Indigenous intellectuals in the early 1990s got together to rename a continent, AMERICA, that obliterated their histories and ways of life. The Darién is at the heart of the continent. The linguistic expression of Abiayala, which literally means ‘land that bleeds’, arises in the Gunadule peoples of the Urabá and Darién (Colombia and Panamá) as an ancestral reference to the American territory. As Rocha Vivas (2018) points out, at present the term has assumed different meanings according to the geo-cultural contexts: the Aymara leader Takir Mamani (Boliva) assumes the notion of Abiayala as a 'land in full maturity', in opposition to America as "no man's land" proposed early on from a colonial point of view. On the other hand, Armando Muyolema from the Kichwa (Ecuador) suggests an interpretation of Abiayala as an epistemological and social form, an alternative of Western civilization. Finally, in the linguistic reading proposed by the Gunadule scholar Mani-binig-diginya [aka. Abadio Green], Abiayala carries in its etymological entrails the meaning of “birth, blood-bone of the earth, and, at the same time, blood of the confrontations on the continent because of the European invasion” (2018).

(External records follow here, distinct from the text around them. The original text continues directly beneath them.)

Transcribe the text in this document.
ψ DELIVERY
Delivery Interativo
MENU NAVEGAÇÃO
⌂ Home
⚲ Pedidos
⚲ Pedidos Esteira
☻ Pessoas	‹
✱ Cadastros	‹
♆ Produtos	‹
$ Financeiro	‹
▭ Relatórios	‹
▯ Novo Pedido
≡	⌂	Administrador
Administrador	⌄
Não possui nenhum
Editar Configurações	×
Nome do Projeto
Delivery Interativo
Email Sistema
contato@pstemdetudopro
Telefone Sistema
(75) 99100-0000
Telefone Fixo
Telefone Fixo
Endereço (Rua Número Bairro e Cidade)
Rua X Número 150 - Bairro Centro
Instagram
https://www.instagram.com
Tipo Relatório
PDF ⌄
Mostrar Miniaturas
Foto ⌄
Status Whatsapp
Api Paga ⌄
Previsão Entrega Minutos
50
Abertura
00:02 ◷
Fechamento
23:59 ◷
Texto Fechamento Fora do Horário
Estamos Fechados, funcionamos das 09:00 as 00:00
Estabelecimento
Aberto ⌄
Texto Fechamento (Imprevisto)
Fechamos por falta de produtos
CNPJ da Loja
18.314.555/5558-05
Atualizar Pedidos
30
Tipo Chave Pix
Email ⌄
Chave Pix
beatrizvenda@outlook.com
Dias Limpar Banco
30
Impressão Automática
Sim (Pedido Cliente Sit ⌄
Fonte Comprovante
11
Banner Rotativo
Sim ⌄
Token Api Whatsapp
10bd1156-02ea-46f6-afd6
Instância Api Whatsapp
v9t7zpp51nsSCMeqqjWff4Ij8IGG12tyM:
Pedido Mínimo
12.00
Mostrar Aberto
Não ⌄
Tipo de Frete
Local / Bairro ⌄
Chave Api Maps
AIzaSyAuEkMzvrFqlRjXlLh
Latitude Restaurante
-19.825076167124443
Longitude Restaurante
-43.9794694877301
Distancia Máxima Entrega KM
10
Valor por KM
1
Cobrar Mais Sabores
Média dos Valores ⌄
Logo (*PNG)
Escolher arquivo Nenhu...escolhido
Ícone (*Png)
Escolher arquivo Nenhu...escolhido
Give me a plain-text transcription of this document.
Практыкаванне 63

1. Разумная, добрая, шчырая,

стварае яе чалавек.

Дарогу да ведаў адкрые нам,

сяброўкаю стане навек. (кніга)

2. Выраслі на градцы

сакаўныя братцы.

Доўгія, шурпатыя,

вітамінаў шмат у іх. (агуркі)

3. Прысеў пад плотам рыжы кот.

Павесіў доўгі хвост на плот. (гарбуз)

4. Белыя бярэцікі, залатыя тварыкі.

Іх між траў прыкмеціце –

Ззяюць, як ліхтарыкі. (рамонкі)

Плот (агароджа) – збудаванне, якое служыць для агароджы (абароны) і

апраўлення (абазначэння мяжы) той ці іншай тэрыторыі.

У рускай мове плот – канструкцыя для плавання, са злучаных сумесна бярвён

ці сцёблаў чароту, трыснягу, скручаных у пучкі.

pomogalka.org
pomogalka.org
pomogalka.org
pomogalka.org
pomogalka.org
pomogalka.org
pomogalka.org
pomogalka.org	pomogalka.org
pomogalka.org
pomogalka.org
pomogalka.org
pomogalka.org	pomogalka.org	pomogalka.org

Hence the term that comes from the Darién Gap is alive and bloody, capable of absorbing the history of the conquest, and the post-colonial conditions of repression, displacement, and extractive industries at the heart of many of the migration stories; but it also shows forms of cultural resistance across the continent and beyond.

ON “MOLA” - A SITUATED FORM OF ART/WRITING 

Miguel Rojas-Sotelo

It is a female practice at the core of the Guna Dule of the Darién that underlines their relationality with the forest (the human and non-human dialogs), and also as forms of subsistence, resistance, and cultural affirmation in the Darién Gap now exported elsewhere.